Если вам исполнилось 18 лет и вы готовы к просмотру контента, который может оказаться для вас неприемлемым, нажмите сюда.
Главный Медикае Гук сидел, бессильно откинувшись спиной на закопченную кирпичную стену. Толстый слой черной сажи покрывал все вокруг, включая лицо самого врача– это оседал вязкий жирный дым от вездесущих чумных костров. От одного Гук только что отошел – после того, как бросил в него тело последнего пациента своего госпиталя. Он вышел на улицу в первый раз за неделю – был слишком занят, пытаясь вылечить, или хотя бы облегчить страдания жертв эпидемии, переполнивших его больницу. За эти дни он увидел больше ужасов и человеческого страдания, чем за всю свою долгую карьеру врача.
Это началось с первых дней вторжения. Насколько Гук понял из коммюнике биомагосов, болезнь вызывалась неизвестным ранее вирусом, который мутировал в теле каждого носителя, сохраняя при этом свою смертоносность и заразность. И действительно, симптомы были самые разнообразные, вирус поражал разные органы у разных больных. Одни умирали от воспаления мозга, из их глаз, ушей и носа тек кровавый вонючий гной. У других начинался некроз мышечных тканей или костей, и человек гнил, заживо превращаясь в кожаный мешок нечистот. У третьих вирус поражал выделительную систему - кишечник, почки гнили в живом теле, наполнялись гноем и разрывались; тело такого больного раздувалось, как воздушный шар, после чего продукты распада прорывались либо через сфинктер, либо через пупок, и пациент умирал в страшной агонии. Четвертые лишались легких и медленно захлебывались лимфой и кровью. У пятых вся кожа покрывалась кровоточащими нарывами, и люди медленно, мучительно истекали кровью и липким гноем. Шестые просто сходили с ума от лихорадки и разбивали себе головы о стены, или, что еще ужаснее, разбивали головы другим. Седьмые… Всего не описать, единственным общим местом была быстрота протекания болезни – люди умирали за одни, двое суток, но скоротечность мучений с лихвой компенсировалась их интенсивностью.

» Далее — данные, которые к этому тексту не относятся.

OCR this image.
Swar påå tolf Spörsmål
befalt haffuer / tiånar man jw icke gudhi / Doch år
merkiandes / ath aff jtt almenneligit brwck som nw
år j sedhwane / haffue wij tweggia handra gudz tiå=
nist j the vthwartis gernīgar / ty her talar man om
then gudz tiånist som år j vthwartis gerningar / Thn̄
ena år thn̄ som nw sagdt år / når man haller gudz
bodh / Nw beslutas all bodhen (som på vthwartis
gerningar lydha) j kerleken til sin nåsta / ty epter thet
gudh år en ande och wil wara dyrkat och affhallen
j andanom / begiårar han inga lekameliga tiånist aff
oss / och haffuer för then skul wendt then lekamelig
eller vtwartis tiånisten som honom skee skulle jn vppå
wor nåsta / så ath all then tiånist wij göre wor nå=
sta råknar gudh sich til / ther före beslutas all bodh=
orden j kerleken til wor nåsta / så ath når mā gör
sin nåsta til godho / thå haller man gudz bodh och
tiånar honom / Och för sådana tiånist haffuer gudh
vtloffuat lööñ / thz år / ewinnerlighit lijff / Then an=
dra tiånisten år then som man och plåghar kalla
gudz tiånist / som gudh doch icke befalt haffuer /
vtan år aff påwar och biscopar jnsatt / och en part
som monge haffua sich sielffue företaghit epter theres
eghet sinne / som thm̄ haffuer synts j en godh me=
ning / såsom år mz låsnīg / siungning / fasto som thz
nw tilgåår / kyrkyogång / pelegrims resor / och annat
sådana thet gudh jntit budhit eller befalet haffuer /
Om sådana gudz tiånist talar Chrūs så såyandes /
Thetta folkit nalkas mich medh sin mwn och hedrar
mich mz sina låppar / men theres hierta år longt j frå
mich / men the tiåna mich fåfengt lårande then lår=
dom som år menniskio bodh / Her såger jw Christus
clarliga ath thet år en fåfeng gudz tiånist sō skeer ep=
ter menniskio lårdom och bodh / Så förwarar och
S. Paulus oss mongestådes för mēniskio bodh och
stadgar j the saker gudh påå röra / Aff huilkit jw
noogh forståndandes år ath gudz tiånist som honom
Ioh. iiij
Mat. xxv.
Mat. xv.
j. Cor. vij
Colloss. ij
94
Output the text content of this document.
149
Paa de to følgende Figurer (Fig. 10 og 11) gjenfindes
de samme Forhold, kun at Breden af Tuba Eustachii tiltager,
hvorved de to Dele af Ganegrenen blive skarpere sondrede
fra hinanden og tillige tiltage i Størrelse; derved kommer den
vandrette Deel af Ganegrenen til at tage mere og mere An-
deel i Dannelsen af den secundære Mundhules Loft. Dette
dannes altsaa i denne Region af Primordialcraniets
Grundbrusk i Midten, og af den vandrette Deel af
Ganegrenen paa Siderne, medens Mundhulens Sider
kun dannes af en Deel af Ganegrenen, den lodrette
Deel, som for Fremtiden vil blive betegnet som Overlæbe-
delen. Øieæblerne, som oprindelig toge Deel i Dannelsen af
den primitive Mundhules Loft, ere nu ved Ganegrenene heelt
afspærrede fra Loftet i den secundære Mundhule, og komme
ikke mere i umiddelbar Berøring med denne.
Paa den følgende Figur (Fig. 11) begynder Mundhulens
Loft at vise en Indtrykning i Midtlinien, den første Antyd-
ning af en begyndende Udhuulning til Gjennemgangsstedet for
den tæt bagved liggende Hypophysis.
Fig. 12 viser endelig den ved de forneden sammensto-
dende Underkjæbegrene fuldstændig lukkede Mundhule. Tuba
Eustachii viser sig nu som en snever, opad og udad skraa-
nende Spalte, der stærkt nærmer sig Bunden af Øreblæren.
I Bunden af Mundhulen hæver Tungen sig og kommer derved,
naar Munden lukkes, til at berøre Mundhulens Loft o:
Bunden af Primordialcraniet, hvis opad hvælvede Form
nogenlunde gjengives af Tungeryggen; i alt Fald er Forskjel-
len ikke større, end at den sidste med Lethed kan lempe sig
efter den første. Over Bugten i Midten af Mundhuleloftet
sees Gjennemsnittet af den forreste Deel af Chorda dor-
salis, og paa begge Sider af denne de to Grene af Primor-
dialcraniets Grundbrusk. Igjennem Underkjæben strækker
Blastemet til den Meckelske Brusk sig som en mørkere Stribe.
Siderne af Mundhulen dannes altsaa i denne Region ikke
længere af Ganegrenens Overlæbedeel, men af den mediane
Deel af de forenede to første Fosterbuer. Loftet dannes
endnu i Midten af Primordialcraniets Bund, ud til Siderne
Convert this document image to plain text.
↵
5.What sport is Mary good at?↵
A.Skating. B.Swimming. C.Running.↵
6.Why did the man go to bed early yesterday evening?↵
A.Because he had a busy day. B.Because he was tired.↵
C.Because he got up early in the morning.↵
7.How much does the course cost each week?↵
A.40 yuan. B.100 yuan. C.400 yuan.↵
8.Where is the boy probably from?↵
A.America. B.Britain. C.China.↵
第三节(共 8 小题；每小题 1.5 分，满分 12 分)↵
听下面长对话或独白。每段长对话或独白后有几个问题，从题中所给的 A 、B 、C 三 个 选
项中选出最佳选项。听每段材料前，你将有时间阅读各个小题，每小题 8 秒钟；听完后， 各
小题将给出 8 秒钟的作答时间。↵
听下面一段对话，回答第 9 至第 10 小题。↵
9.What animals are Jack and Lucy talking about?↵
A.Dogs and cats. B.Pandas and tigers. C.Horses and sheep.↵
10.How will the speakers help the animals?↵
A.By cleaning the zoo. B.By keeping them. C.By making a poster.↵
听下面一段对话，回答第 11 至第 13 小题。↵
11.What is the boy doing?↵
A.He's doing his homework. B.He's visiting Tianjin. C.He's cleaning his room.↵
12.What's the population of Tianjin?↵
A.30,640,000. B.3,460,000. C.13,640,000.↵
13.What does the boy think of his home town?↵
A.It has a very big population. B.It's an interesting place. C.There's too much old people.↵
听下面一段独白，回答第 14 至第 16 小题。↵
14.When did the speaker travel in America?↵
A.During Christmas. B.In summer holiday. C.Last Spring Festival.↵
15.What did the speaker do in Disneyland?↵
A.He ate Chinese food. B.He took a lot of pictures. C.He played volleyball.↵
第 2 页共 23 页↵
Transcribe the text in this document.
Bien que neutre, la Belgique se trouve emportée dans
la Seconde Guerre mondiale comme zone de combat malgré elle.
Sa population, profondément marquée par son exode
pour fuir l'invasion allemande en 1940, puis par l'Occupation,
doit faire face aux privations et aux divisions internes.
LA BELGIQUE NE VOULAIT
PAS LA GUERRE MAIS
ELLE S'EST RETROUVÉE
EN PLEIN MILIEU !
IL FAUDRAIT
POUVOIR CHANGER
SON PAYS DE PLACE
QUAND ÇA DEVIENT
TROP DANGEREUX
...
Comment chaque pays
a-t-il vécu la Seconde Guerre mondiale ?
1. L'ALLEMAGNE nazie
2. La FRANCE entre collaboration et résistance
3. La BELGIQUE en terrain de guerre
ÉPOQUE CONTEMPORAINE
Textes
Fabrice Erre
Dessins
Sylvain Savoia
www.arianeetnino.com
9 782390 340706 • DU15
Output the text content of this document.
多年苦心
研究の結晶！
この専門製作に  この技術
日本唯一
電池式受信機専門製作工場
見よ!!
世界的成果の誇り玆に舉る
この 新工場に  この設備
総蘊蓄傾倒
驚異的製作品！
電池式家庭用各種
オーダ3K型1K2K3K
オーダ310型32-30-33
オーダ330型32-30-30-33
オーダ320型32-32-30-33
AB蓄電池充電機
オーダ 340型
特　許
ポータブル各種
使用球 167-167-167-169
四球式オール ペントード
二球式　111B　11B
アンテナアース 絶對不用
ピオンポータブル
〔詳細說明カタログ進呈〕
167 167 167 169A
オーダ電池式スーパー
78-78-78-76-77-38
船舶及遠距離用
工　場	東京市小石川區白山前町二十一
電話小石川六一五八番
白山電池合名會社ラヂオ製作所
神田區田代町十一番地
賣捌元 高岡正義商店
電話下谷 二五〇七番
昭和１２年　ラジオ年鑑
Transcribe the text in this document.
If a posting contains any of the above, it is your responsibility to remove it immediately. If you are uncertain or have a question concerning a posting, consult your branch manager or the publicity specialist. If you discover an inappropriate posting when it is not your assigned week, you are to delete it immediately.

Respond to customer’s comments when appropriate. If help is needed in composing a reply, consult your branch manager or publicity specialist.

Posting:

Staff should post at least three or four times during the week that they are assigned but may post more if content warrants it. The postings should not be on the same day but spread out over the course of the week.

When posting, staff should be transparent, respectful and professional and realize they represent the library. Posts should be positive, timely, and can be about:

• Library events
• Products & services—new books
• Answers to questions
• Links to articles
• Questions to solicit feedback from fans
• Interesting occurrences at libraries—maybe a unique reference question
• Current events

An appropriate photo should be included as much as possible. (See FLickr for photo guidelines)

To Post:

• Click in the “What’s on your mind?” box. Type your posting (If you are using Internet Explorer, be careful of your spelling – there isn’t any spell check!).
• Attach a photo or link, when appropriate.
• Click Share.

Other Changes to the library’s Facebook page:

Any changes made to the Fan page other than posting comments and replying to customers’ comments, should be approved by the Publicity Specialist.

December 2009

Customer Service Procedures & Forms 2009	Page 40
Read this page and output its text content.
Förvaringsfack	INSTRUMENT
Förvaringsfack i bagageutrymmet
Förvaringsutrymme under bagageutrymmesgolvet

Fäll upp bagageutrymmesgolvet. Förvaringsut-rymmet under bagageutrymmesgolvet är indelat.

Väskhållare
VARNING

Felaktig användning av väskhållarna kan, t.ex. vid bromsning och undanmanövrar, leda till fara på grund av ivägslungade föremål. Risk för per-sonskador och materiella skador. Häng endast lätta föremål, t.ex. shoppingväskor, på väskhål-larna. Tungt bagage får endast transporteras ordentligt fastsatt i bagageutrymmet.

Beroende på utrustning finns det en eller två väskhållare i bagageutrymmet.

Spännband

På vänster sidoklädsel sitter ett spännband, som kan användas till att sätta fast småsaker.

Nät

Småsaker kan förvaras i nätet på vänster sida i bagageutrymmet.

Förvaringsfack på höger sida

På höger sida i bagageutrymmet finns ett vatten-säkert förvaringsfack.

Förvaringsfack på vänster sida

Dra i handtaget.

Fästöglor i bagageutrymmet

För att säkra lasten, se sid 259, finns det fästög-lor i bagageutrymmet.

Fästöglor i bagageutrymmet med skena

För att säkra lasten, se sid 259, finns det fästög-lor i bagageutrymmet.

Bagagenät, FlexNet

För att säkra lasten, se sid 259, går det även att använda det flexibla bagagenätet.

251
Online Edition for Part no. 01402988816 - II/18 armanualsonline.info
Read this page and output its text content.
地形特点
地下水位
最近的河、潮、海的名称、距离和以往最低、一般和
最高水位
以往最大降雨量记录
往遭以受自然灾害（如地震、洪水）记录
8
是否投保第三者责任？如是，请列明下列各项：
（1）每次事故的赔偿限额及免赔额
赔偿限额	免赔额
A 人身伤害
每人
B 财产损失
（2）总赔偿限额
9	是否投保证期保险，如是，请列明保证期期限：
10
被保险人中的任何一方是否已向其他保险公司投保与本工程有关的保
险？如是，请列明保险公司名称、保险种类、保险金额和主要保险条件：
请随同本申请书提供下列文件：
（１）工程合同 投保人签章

И сейчас он был посреди всего этого этого ада. Он и его коллеги делали все, чтобы победить болезнь – но все их усилия пропадали втуне, они не могли даже облегчить страданий. Ситуация стала безнадежной, когда отказал последний медицинский сервитор – его органические ткани тоже оказались подвержены заразе. Вызовы, посылаемые в во все стороны, остались без ответа. Но врачи продолжали выполнять свой долг до конца. Несмотря на все меры предосторожности, один за другим они сами становились жертвами чумы. Гук был единственный, кого чума почему-то не трогала. И вот пришел момент, когда он остался один. Совсем один. Именно сейчас он раз заканчивал оттирать от крови операционный стол (последний медбрат умер утром), когда что-то заставило его выпрямить натруженную спину и прислушаться. Воспаленный от бессонницы мозг не сразу осознал, что транслируют ему органы чувств. А все вокруг затопила тишина. Все эти дни Гук был окружен стонами, криками боли, сипением и бульканьем умирающих, а сейчас все звуки будто умерли. Он машинально хлопнул в ладоши, чтобы убедиться, что не оглох. Звук в пустой операционной вышел гулким и каким-то пустым.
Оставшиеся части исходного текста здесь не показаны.